David Salusbury, chairman at the NLA, said: “While many landlords have already applied for the necessary licences for their HMOs, we are concerned that a larger number have not taken the necessary steps to comply with the law.”
Nicola Severn, marketing manager at Mortgage Trust, added: “Save your landlord customers £20,000 by making sure they adhere to the new HMO regulation.”
Properties subject to HMO licensing include those let to three or more tenants, buildings converted into self-contained flats that did not meet the 1991 Building Regulation, and converted houses that contain one or more flats, that are not fully self-contained.
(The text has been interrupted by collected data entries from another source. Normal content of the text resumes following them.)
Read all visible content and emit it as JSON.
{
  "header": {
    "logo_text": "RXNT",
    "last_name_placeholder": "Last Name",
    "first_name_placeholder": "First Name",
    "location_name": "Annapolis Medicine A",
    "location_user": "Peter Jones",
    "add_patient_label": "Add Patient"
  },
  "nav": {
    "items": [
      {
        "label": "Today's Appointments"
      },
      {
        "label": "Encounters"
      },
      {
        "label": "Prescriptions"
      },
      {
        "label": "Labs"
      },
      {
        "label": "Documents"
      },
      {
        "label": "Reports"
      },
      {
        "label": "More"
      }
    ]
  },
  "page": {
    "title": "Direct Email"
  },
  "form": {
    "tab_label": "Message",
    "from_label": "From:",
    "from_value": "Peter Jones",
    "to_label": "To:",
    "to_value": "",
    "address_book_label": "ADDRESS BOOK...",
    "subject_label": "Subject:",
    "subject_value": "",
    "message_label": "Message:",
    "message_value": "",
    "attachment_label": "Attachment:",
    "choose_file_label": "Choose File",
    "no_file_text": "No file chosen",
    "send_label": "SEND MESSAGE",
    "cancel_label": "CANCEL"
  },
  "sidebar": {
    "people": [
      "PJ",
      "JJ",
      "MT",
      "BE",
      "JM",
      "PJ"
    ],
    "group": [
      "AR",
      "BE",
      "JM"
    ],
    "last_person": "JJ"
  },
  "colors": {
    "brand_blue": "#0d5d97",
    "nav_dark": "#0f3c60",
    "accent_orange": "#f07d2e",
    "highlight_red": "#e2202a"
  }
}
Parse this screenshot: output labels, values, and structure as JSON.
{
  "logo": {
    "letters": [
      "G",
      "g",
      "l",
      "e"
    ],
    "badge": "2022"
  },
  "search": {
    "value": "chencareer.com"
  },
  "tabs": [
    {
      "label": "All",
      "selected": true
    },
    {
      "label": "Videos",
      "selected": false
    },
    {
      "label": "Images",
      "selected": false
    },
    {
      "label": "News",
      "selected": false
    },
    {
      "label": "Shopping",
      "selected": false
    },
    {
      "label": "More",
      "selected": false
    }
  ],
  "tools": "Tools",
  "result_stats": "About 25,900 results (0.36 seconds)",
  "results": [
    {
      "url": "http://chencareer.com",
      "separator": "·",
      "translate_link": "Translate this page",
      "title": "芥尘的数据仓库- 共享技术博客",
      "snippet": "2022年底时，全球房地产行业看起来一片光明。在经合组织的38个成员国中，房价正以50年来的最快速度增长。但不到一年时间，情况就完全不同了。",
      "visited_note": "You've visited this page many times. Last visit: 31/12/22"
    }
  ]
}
Andy Young, managing director at The Business Mortgage Company, (TBMC), argued the advent of HMO licensing would help improve housing stock. He said: “HMOs will be good for the market, helping to get rid of unscrupulous landlords and improving the general quality of housing stock, particularly in certain areas, such as university towns. HMOs won’t have a massive impact because it relates to a small part of the market, but there is a definite need for more awareness among BTL intermediaries and landlords. The government has left most of the groundwork of the legislation down to local authorities, which opens it up to individual interpretations of the rules. It might take a large fine of a landlord or firm to shock others into waking up to the reality of HMOs.”